As a number of Members have said, the Budget is not a mere statement of receipts and expenditure, though that is what the Constitution says it will be. Over the years, the Budget and the occasion for making a Budget speech has become a vehicle through which the government can communicate with the people of India, a report on the state of economy and what the government will do in the following year to promote economic growth with social justice.
That is why, the Budget speech has become an event. From my point of view, it is too much of an event these days, thanks to the media. Nevertheless, one must adjust one's own feelings and thoughts on the subject in order to meet the requirements of the situation.
When I heard Shri Malhotra and certain others from the Opposition benches, for whom I have great respect, it occurred to me that they had, perhaps, forgotten that they had also been in office for six years. I think the habit of sitting in the
Opposition is so ingrained that you have forgotten that for six years, you were in office. If that is where you would like to sit, let me wish you well. Continue to sit where you are. One should, therefore, make a true and correct assessment of what the state of economy was during the six years when the NDA was in office and what the state of economy today is.
It is certainly far from my mind to claim that everything was wrong in the NDA period and everything is right under the UPA government. That is not the purpose of my statement. The economic progress worldwide is measured on certain terms. If you and I speak the same language, we must accept the same grammar.

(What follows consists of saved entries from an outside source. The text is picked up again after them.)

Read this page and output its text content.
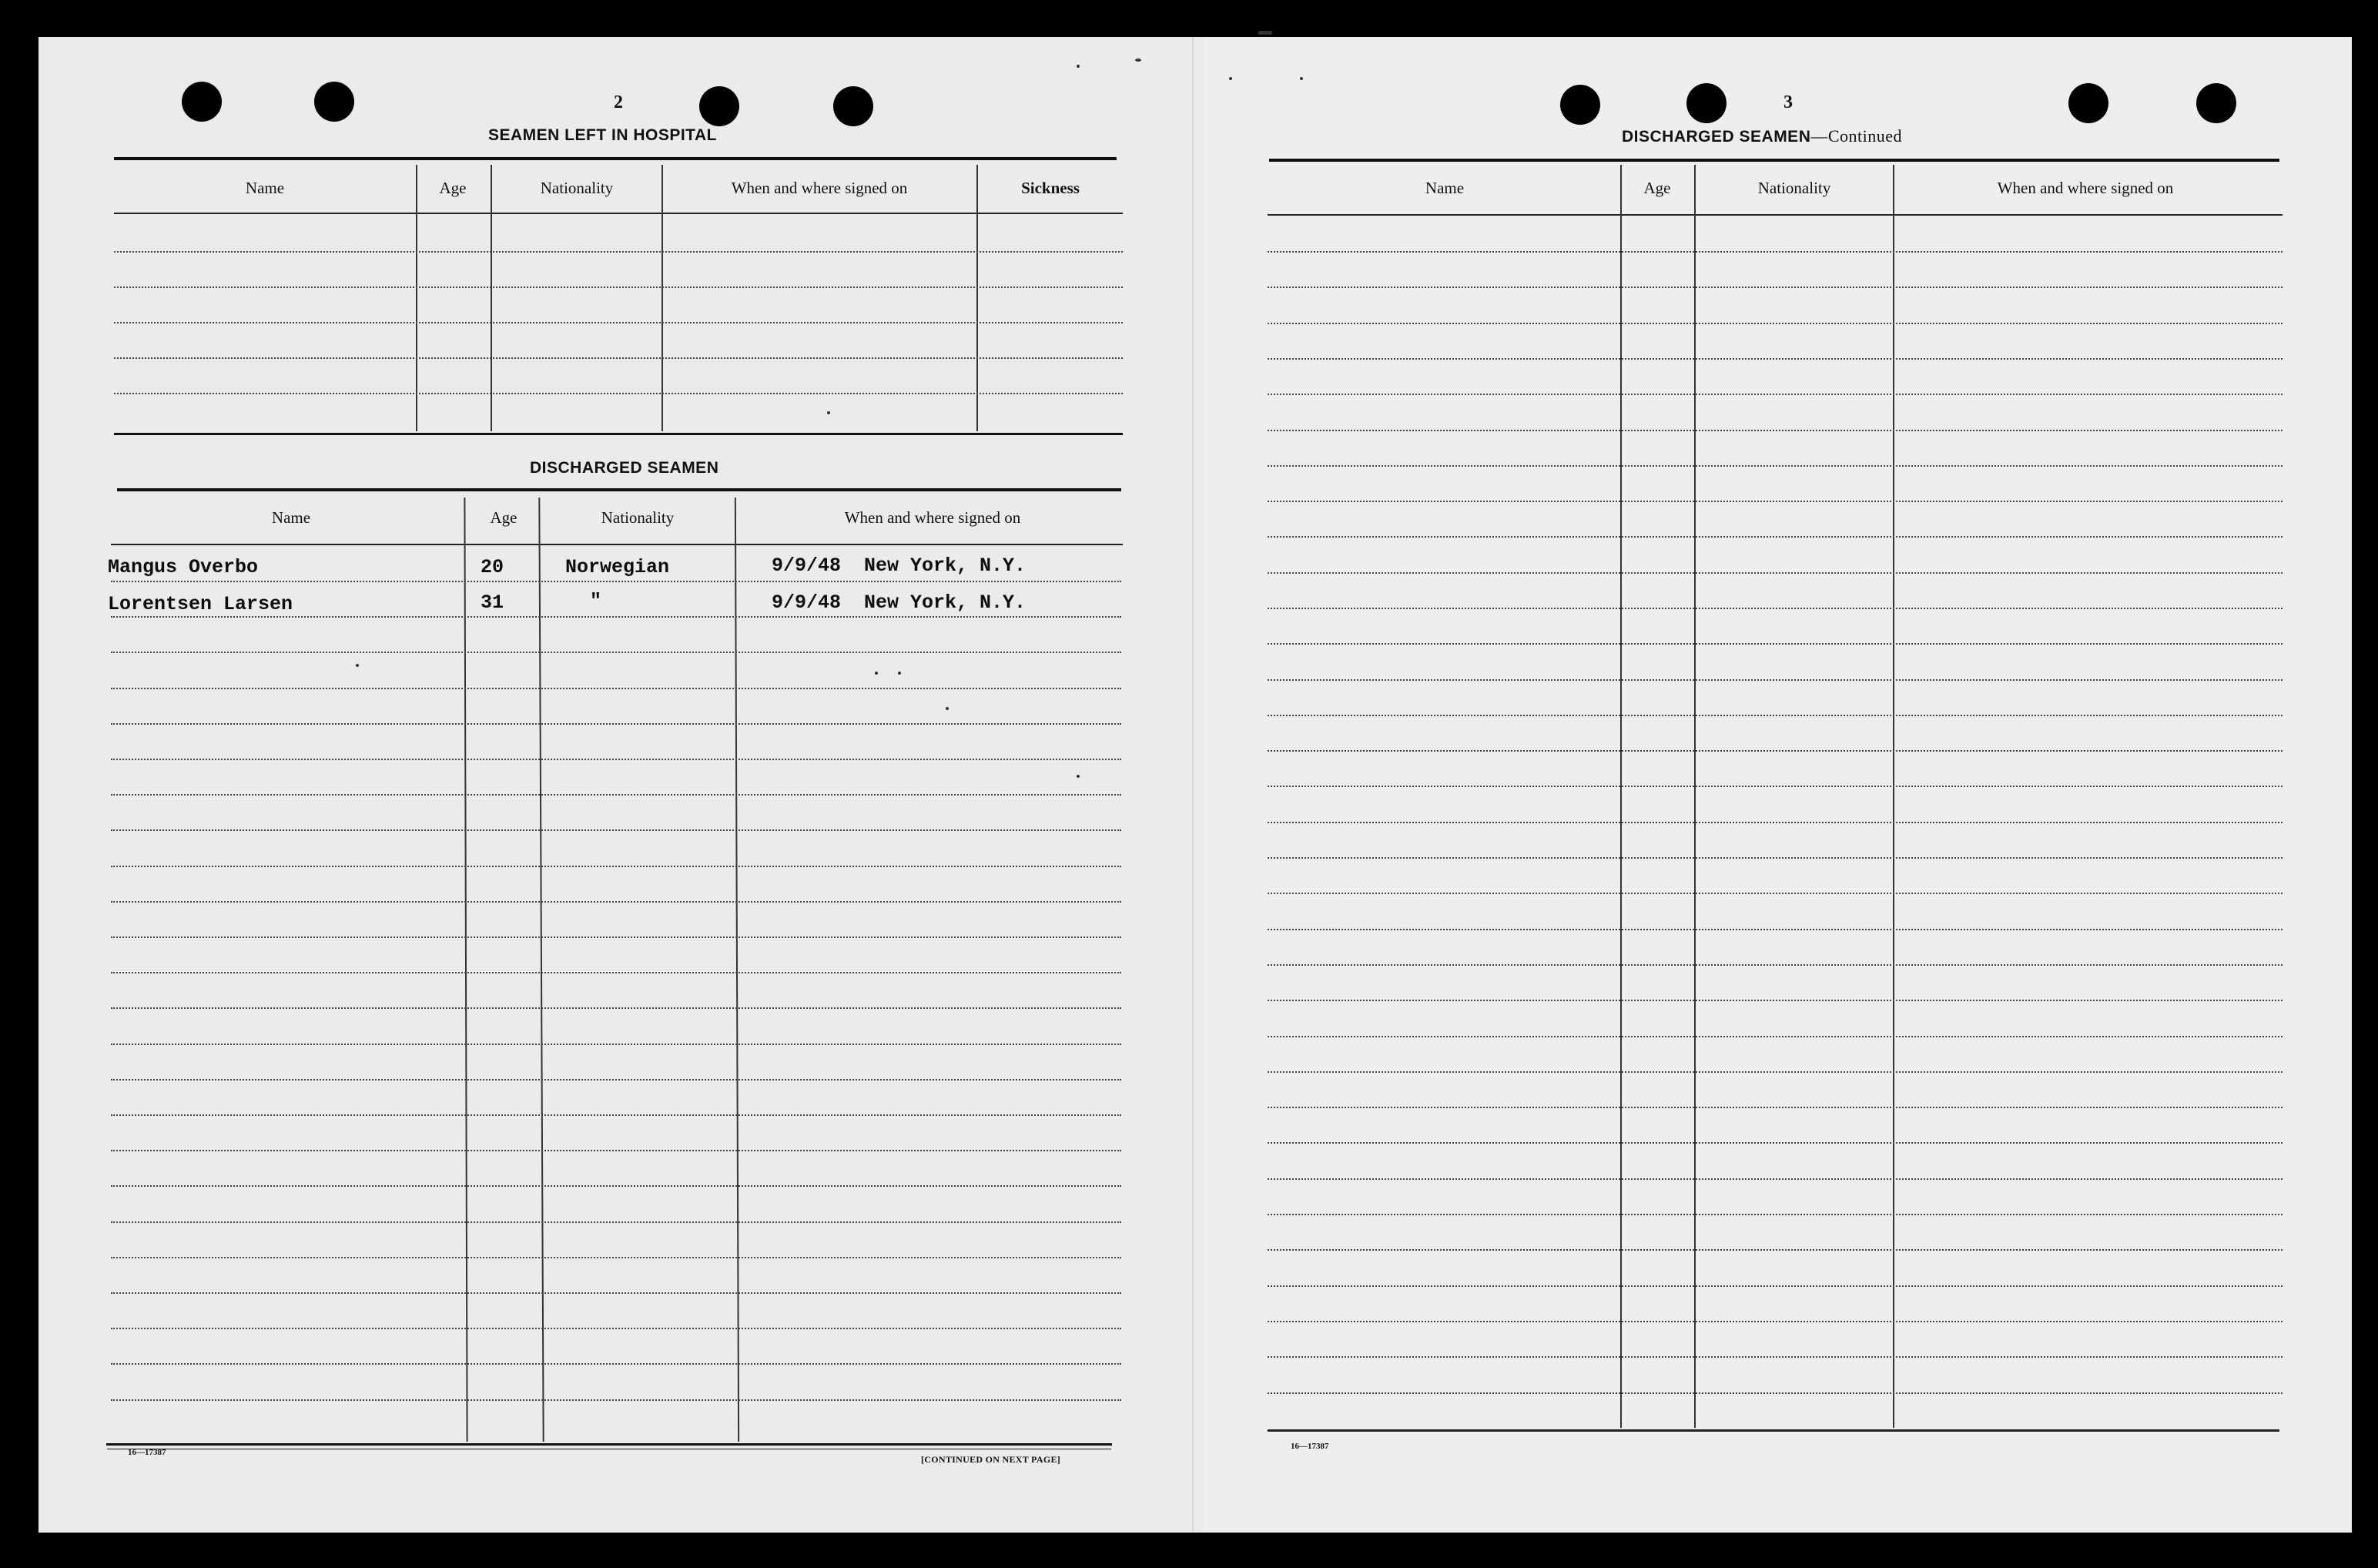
2
SEAMEN LEFT IN HOSPITAL
Name	Age	Nationality	When and where signed on	Sickness
DISCHARGED SEAMEN
Name	Age	Nationality	When and where signed on
Mangus Overbo	20	Norwegian	9/9/48 New York, N.Y.
Lorentsen Larsen	31	"	9/9/48 New York, N.Y.
16—17387
[CONTINUED ON NEXT PAGE]
3
DISCHARGED SEAMEN—Continued
Name	Age	Nationality	When and where signed on
16—17387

We cannot claim to speak the same language, if each one follows different grammar. The worldwide economic growth and economic progress are measured in terms of the growth in the GDP, the growth in per capita income, the improvement in human development indicators, the fiscal deficit and the revenue deficit, the external account, particularly the balance of payments and the foreign exchange reserves, the rate of savings and the rate of investment in a country, employment and whether the benefits of growth are shared by a larger and larger number every year.

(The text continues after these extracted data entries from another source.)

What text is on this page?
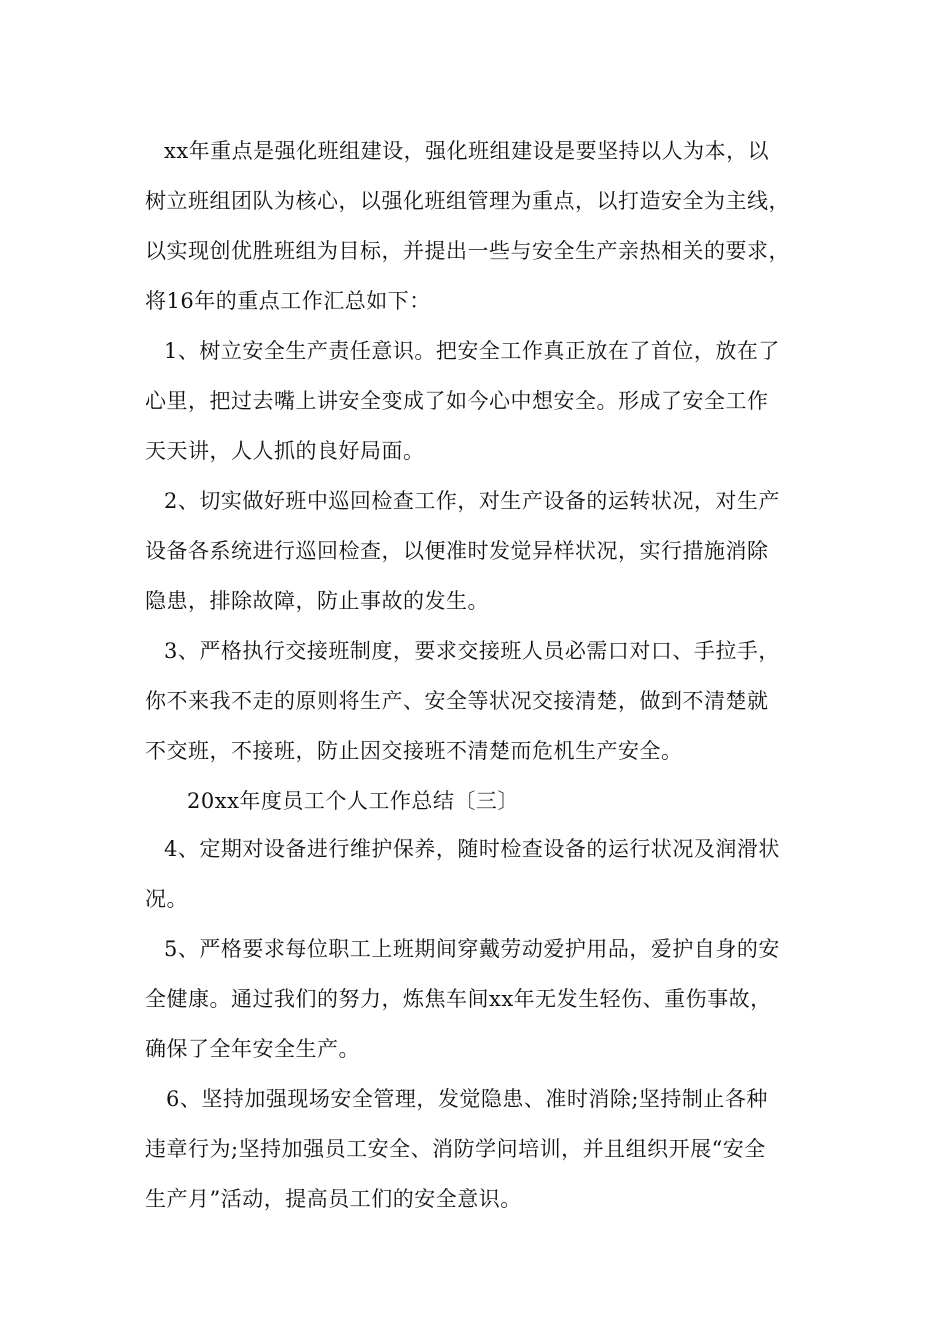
xx年重点是强化班组建设，强化班组建设是要坚持以人为本，以
树立班组团队为核心，以强化班组管理为重点，以打造安全为主线，
以实现创优胜班组为目标，并提出一些与安全生产亲热相关的要求，
将16年的重点工作汇总如下：
1、树立安全生产责任意识。把安全工作真正放在了首位，放在了
心里，把过去嘴上讲安全变成了如今心中想安全。形成了安全工作
天天讲，人人抓的良好局面。
2、切实做好班中巡回检查工作，对生产设备的运转状况，对生产
设备各系统进行巡回检查，以便准时发觉异样状况，实行措施消除
隐患，排除故障，防止事故的发生。
3、严格执行交接班制度，要求交接班人员必需口对口、手拉手，
你不来我不走的原则将生产、安全等状况交接清楚，做到不清楚就
不交班，不接班，防止因交接班不清楚而危机生产安全。
20xx年度员工个人工作总结〔三〕
4、定期对设备进行维护保养，随时检查设备的运行状况及润滑状
况。
5、严格要求每位职工上班期间穿戴劳动爱护用品，爱护自身的安
全健康。通过我们的努力，炼焦车间xx年无发生轻伤、重伤事故，
确保了全年安全生产。
6、坚持加强现场安全管理，发觉隐患、准时消除;坚持制止各种
违章行为;坚持加强员工安全、消防学问培训，并且组织开展“安全
生产月”活动，提高员工们的安全意识。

Poverty has been a major stigma in this country for several thousand years. Our common goal is to wipe out the stigma of poverty. The starting point of the journey, where we can claim that one day, not too distant future, poverty as we have known for five thousand years, is wiped out, is growth.
As I have said many times before, and I say it with humility, with growth there is a chance for equity, there is a chance for inclusive growth. Without growth there is no chance for equity, there is no chance for inclusive growth. If you will measure what has been achieved in the last four years in terms which are accepted world-wide, you will find that in the six years that the NDA government was in office, the average GDP growth was 5.9 per cent, in the four years that the UPA government is in office, the growth is averaged 8.8 per cent.
Now, the difference between 5.9 and 8.8 is not simply a number close to three. The difference between 5.9 and 8.8 is the difference between modest growth, which will mean that we will take many years to wipe out poverty, and spirited growth, which will help us double the per capita income every decade, wipe out poverty much sooner than we had expected.